Homebanking circumvents continue to grow in Portugal and the Judiciary Police (PJ) are closely following an increasingly difficult phenomenon. Among the latest forms used by criminals comes Pharmning, a silent method that deceives users even when they believe they are in a safe environment.
According to the website O Jornal Económico, which specializes in financial information, PJ has opened 2,181 phishing inquiries in the last two years. Within this universe, 509 cases involved fraudulent access to online bank accounts. The number helps to perceive the dimension of the problem and the pressure on the authorities and financial institutions.
How Pharming works
The technique is distinguished by not depending only on false links or misleading messages. In PhaRming, strikers install malicious software on personal or mobile computers. This program allows the overlap of fake windows on real homebanking pages.
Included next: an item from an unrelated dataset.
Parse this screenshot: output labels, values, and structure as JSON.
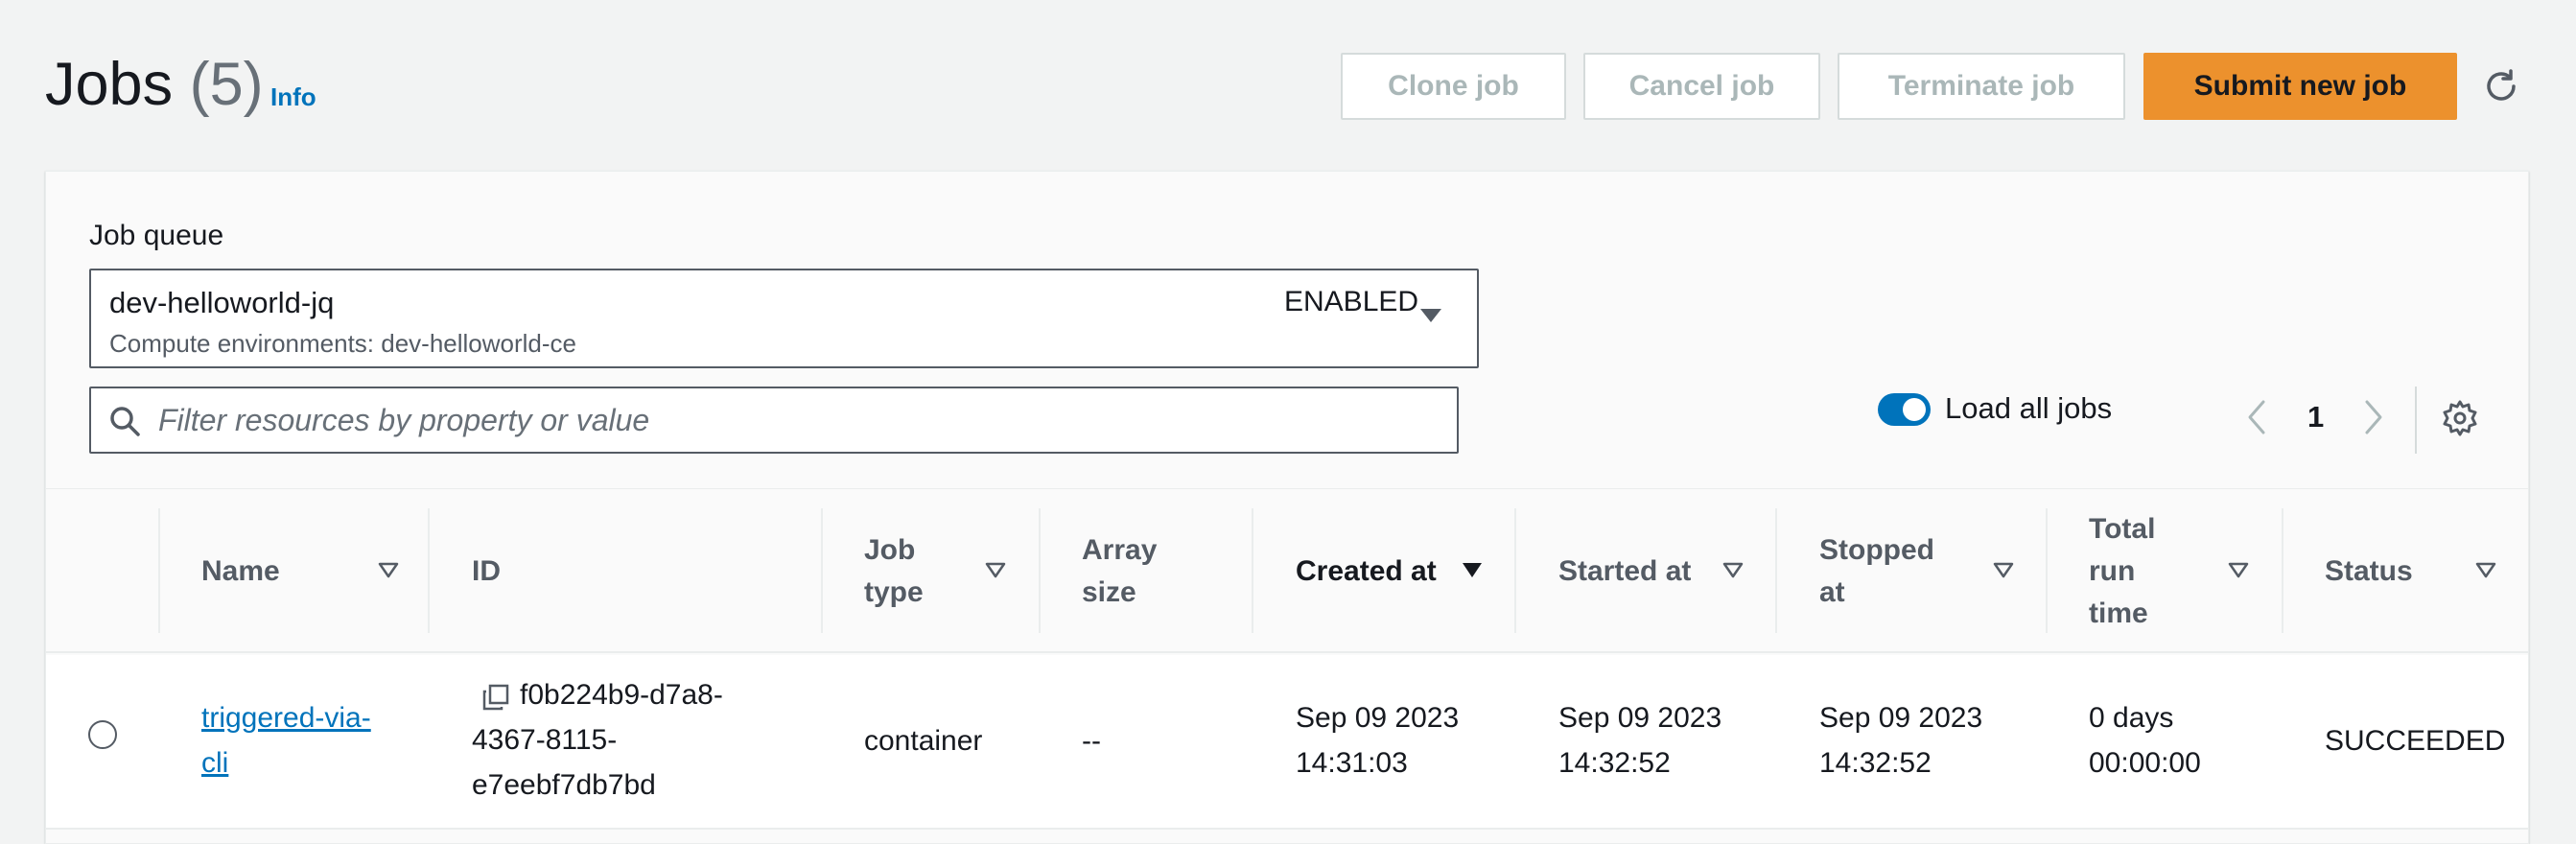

The user, convinced that he is on his bank’s legitimate platform, ends up entering access data and validation codes. It is with this information that criminals make bank transfers without permission.
Unlike other easy -to -identify schemes, this scam creates a virtually indistinguishable environment on the official page, which increases the risk of experienced victims to be deceived.
Response of institutions
Given this threat, the Portuguese Banks Association has been intensifying awareness campaigns with customers. The goal is to reinforce precautionary messages such as not installing dubious origin programs, always check the address of the visited page and distrust unexpected data update orders.
PJ also underlines the importance of digital literacy. According to the same source, the greater the knowledge about the mechanisms of fraud, the lower the hypotheses of success for the burns.
Authorities also consider that it is necessary to reinforce preventive measures, either in reinforced authentication of access to homebanking or in monitoring suspicious transactions.
A growth challenge
Pharming emerges as a new chapter in the digital circumstances catalog. Although phishing campaigns remain common, this more sophisticated technique allows criminals to act almost invisibly. The ease with which the user can be induced in error makes the scenario even more worrying for banks and authorities.
According to the ongoing surveys reveal a clear tendency for the evolution of online scams. PJ has no doubt that prevention will go through both the technological reinforcement of the systems and the permanent attention of users.